TPUs (short for Tensor Processing Units) are Google’s custom AI accelerator hard...

jxjnskkzxxhx · 2025-04-12T15:09:33 1744470573

Believe it or not, I'm also familiar with Wikipedia. It reads that they're optimized for low precisio high thruput. To me this sounds like a GPU with a specific optimization.
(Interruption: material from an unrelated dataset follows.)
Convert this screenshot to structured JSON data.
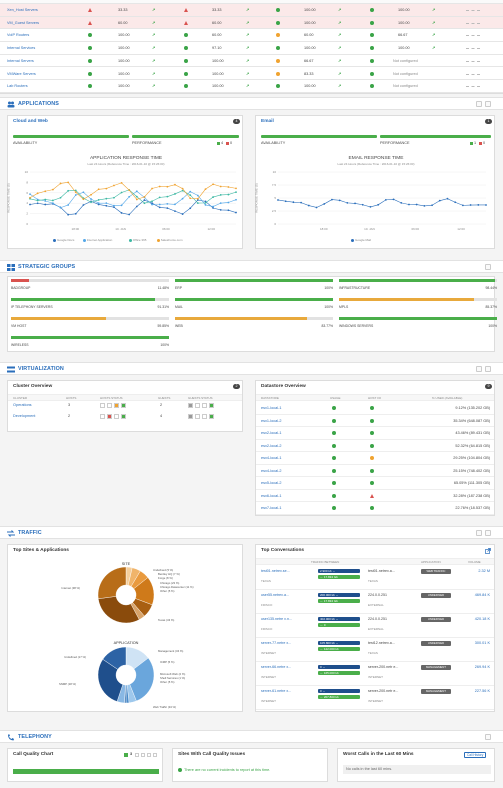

flebron · 2025-04-12T15:39:22 1744472362

Perhaps this chapter can help? https://jax-ml.github.io/scaling-book/tpus/

It's a chip (and associated hardware) that can do linear algebra operations really fast. XLA and TPUs were co-designed, so as long as what you are doing is expressible in XLA's HLO language (https://openxla.org/xla/operation_semantics), the TPU can run it, and in many cases run it very efficiently. TPUs have different scaling properties than GPUs (think sparser but much larger communication), no graphics hardware inside them (no shader hardware, no raytracing hardware, etc), and a different control flow regime ("single-threaded" with very-wide SIMD primitives, as opposed to massively-multithreaded GPUs).

jxjnskkzxxhx · 2025-04-13T11:01:21 1744542081

Thank you for the answer! You see, up until now I had never appreciated that a GPU does more than matmuls... And that first reference, what a find :-)

Edit: And btw, another question that I had had before was what's the difference between a tensor core and a GPU, and based on your answer, my speculative answer to that would be that the tensor core is the part inside the GPU that actually does the matmuls.

jibal · 2025-04-13T05:13:20 1744521200

You asked a question, people tried to help, and you lashed out at them in a way that makes you look quite bad.

kgwgk · 2025-04-12T20:15:40 1744488940

Did you also read just after that "without hardware for rasterisation/texture mapping"? Does that sound like a _G_PU?

crazygringo · 2025-04-12T16:57:27 1744477047

I mean yes. But GPU's also have a specific optimization, for graphics. This is a different optimization.